For those who are the subject of emotional dumping, mental health practitioners generally state that establishing clear boundaries is necessary as a response. This might involve explicitly stating limits on certain topics or suggesting professional support when appropriate. Recipients should recognize that while supporting friends through difficult times is important, they are not obligated to serve as unofficial therapists.

=== Treatment approaches ===
Professional treatment for individuals who trauma dump typically involves comprehensive mental health care that addresses both the underlying trauma and the resulting behavioral patterns.

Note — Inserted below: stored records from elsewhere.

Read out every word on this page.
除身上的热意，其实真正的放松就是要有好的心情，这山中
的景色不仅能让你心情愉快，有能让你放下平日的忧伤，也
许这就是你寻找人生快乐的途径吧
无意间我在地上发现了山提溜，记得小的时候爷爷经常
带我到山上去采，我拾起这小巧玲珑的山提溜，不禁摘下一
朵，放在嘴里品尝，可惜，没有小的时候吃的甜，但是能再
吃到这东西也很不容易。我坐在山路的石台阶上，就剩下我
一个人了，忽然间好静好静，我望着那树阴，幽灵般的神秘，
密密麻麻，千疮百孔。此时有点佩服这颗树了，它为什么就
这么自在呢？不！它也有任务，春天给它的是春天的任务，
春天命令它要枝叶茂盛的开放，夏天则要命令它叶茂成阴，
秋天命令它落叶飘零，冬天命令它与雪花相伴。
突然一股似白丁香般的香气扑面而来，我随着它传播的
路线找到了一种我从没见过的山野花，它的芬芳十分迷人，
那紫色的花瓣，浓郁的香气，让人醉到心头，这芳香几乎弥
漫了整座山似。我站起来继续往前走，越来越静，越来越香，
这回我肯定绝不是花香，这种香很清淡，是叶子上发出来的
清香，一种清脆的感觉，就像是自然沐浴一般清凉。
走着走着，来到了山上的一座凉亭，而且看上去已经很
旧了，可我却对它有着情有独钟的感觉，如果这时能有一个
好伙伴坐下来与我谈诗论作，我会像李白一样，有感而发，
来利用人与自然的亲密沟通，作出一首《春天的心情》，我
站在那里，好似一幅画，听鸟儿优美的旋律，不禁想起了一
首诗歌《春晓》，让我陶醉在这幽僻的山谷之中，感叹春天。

Young adults, in particular, benefit from specialized approaches that combine evidence-based trauma therapy with support for co-occurring issues like substance abuse or disordered eating, involving not just processing past trauma but developing healthier ways of connecting with others and sharing experiences.

Clinical experts emphasize the importance of processing trauma in appropriate therapeutic settings rather than through casual disclosure. While venting emotions and sharing negative experiences can strengthen relationships when done in a controlled manner, trauma dumping often indicates a need for professional support. Mental health practitioners typically recommend trauma-informed therapy approaches, such as Eye movement desensitization and reprocessing (EMDR) or trauma-focused cognitive behavioral therapy, for addressing underlying trauma effectively.

Tech developers have also noted the potential for generative AI to aid those needing to frequently rant or discuss traumatic incidents by creating models meant to receive and give psychological advice, thus taking the emotional burden off of peers.